Sous les décombres 1900 pièces d'antiquité remontant à l'époque hellénistique. (Photo : Ibrahim Mahmoud)
Voulant construire un immeuble moderne sur la corniche d’Alexandrie, la compagnie Al-Baron pour les constructions a découvert au début des travaux, il y a deux ans, que le terrain de 1 300 m2 en question n’est autre qu’un site archéologique. Il aurait suffi quelques coups de pioche pour découvrir un grand cimetière et de nombreuses pièces rares remontant à l’époque hellénistique.
Malgré l’importance de la découverte, la compagnie a repris les travaux la semaine dernière. « Depuis quelques jours nous étions tous surpris que le ministère des Antiquités a abandonné le terrain au propriétaire qui a repris tout de suite la construction », s’étonne l’archéologue Amir Gamal.
Un grand nombre d’archéologues à Alexandrie ont lancé une campagne pour sauver le site et arrêter les travaux de construction. « Il faut rappeler que la ville d’Alexandrie est construite sur les décombres de trois cités antiques : l’Alexandrie ptolémaïque située à une profondeur de 12 m, l’Alexandrie romaine à 8 m, et l’Alexandrie islamique à 4 m. Jusqu’à nos jours, les découvertes archéologiques sont quasi quotidiennes », assure Gamal.
Après cette découverte il y a deux ans, une mission archéologique a déterré du terrain 1 900 pièces antiques. Elles remontent à l’époque entre la mort d’Alexandre le Grand à la fin du IVe siècle et jusqu’au suicide de Cléopâtre VII à la fin du Ier siècle av. J.-C. Plusieurs tombes, construites en brique et en pierre calcaire avec des squelettes et des sépultures d’enfants datant de l’époque hellénistique et romaine, ont été mises au jour. Les archéologues y ont aussi découvert des tombeaux sculptés dans la couche rocheuse en forme de fentes pour l’enterrement, et décorés avec des ornements.

Sous les décombres 1900 pièces d'antiquité remontant à l'époque hellénistique. (Photo : Ibrahim Mahmoud)
Pour sa part, Moustafa Rochdi, directeur général des antiquités à Alexandrie, assure que tous les monuments et pièces archéologiques provenant du site ont été transférés à des musées. « L’Autorité générale des antiquités a mis la main sur le site en 2013 et a transféré toutes les pièces extraites à des musées où elles sont en restauration », ajoute le responsable.

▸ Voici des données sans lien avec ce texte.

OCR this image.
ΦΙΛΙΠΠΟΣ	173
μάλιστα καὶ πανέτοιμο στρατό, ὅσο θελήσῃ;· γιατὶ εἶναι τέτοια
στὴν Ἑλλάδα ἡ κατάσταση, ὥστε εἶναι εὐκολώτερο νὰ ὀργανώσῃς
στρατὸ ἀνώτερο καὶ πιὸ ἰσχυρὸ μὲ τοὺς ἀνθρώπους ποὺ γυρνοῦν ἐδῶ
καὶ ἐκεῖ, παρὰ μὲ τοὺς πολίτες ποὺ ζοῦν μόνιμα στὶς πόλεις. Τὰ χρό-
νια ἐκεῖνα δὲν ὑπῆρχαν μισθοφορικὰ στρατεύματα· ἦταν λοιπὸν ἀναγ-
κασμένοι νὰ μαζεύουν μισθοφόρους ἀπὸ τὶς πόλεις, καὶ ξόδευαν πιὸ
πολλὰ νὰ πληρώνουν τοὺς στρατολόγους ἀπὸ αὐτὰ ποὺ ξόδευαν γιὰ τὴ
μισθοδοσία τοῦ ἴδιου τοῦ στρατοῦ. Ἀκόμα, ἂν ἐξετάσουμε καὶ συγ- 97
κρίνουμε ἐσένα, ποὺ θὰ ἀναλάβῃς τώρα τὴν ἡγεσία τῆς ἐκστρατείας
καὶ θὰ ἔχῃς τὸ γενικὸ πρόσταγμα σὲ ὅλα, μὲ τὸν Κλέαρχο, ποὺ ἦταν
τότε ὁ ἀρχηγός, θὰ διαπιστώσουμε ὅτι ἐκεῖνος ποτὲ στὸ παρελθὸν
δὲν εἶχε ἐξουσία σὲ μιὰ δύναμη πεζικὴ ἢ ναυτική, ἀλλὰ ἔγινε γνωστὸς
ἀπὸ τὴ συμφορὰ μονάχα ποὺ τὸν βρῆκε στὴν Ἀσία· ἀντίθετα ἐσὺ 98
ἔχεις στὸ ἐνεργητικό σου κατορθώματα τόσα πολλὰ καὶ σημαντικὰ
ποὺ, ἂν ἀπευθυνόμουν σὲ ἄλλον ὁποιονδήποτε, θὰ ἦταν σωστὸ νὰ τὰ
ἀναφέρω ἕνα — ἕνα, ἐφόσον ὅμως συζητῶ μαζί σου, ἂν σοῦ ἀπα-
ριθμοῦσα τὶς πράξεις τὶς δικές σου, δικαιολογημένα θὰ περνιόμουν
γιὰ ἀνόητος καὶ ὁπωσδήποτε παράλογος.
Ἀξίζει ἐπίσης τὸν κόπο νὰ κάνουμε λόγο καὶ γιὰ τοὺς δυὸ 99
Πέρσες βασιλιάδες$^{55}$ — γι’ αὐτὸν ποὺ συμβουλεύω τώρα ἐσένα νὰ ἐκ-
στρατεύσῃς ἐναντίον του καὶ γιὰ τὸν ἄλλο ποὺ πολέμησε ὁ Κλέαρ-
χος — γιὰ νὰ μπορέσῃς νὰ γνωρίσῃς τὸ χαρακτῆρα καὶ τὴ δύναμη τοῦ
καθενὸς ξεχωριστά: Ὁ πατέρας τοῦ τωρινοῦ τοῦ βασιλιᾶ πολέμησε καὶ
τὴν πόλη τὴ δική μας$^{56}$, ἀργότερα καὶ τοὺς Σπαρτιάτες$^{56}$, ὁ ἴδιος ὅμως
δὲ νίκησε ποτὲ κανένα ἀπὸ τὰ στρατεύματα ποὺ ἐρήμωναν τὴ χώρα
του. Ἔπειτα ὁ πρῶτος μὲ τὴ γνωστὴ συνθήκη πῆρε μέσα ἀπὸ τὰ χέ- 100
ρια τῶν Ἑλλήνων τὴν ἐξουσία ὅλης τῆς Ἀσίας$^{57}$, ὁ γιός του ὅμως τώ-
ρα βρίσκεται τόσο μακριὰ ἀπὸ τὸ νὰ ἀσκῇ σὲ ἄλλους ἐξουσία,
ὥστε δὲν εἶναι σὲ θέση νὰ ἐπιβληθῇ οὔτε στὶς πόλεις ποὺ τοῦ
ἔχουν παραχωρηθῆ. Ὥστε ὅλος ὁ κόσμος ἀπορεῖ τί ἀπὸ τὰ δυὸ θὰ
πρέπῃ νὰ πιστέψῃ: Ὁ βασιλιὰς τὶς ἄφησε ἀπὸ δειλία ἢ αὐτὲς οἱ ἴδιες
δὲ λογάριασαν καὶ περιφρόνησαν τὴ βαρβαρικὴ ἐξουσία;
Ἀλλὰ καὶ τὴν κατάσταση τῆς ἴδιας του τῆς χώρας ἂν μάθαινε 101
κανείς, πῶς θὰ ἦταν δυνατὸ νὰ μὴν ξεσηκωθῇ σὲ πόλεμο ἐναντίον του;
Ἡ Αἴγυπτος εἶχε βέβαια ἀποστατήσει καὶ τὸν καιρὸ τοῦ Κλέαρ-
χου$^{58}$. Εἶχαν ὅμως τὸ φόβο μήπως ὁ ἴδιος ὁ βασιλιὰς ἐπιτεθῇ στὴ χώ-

Rochdi explique aussi que les fouilles ont menacé d’effondrement les anciens bâtiments proches du site : « C’est pour cela que les autorités ont été obligées d'arrêter les travaux ». Le site est donc revenu à son propriétaire.
« C’est un site unique. Sa perte serait un drame archéologique », assure Ahmad Abdel-Fattah, archéologue et ancien directeur du Musée gréco-romain. Situé à Ard Al-Abd, ce terrain abrite le plus grand et le plus ancien cimetière romain de la ville, avec des ornements sans pareil.
« Ce genre de violations dont fait l’objet le patrimoine alexandrin n’est en effet dû qu’au déficit budgétaire de l’Etat, qui n’arrive pas à indemniser les propriétaires des terrains à valeur archéologique. Il faut trouver de nouvelles solutions pour résoudre ce problème », conclut Abdel-Fattah.